Managing of Dependencies is a tougher beast. Java currently doesn’t offer a proper system to control dependencies between packages and especially super packages, i.e. packages that contain multiple other packages. There is OSGI, but I found it a pain in the neck to work with, especially since I never needed all the dynamic loading stuff but suffered from the resulting class loader issues. There is also Jigsaw but this is not there yet. Therefore I prefer homegrown tests for defining and verifying the package structure of applications I work with. My tool of choice is JDepend. It gives you lists of dependencies between packages and you can use those to compare them to rules you define. Somebody creates a dependency from package A to package B that should not exist? Boom, the test turns red.
So what are useful rules for package dependencies? First: No cycles. Not on the package level, but also not on the layer level nor on the module level as used above. Second: Modules and Layers have a strict order in which they can depend on each other, everything else is forbidden.
These rules considerably limit the degrees of freedom one has as a developer. But in my experience it smokes out violations of the Single Responsibility Principle, which often surfaces as cyclic dependencies. For example if you have an Order module and a Customer module it feels like these two need to know each other. If you have an Order, you want to know the Customer it belongs to. If you have a Customer you must be able to tell her the Orders she placed. Right? Yes, probably. But do you need the full blown objects and functionality on both side? Probably not. By coming up with an interface package for example containing only the very core for the customer functionality needed by the Order module and and a separate full Customer module that has the references the orders one can break these dependencies AND achieve a stronger separation of concern in your package structure.
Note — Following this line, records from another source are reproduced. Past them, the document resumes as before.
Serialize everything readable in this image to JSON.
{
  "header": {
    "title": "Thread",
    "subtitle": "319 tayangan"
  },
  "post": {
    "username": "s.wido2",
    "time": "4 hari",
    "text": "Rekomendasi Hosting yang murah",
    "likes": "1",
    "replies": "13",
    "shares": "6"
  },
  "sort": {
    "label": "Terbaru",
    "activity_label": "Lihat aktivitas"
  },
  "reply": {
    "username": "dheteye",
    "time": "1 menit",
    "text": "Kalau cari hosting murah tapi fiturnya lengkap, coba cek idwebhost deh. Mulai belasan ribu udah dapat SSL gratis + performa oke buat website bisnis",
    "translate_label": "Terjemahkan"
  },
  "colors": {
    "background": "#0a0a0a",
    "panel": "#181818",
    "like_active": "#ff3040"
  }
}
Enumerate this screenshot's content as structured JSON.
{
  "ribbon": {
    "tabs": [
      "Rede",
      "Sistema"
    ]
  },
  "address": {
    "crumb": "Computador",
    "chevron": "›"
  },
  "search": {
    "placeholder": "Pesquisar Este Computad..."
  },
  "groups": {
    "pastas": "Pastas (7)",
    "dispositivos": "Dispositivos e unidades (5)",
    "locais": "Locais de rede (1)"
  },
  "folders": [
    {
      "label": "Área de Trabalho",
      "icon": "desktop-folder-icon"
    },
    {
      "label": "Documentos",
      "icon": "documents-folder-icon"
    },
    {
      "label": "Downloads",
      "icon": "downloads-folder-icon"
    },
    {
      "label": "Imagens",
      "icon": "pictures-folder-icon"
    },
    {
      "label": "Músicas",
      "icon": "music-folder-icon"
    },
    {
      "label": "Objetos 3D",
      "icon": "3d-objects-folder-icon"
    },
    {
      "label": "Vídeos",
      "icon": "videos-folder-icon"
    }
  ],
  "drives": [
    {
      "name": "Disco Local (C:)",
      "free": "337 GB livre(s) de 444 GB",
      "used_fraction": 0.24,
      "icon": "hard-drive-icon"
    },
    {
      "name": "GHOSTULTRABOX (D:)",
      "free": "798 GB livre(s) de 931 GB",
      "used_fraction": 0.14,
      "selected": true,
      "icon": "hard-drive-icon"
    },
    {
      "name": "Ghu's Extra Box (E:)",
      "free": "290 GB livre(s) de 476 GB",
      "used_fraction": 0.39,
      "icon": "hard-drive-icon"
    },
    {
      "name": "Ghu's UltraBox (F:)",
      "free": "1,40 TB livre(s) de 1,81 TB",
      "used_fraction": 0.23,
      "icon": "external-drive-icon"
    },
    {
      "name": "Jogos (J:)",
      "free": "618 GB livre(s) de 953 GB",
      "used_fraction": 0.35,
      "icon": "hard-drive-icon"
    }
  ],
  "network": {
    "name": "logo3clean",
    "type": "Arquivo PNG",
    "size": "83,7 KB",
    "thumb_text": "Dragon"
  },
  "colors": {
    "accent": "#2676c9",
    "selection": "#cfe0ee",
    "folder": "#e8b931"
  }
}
This in turn helps when you try to evolve your application. What today is a package might grow into a deployment-unit someday and if you have circular dependencies between deployment-units you’ll have some serious problems. Or maybe your team grows into multiple teams. With a clean package structure as described above you have a obvious bounds where you can split and also an obvious criteria when the teams have to sit together to discuss changes on a package used by multiple teams.
Take care (of your package structure).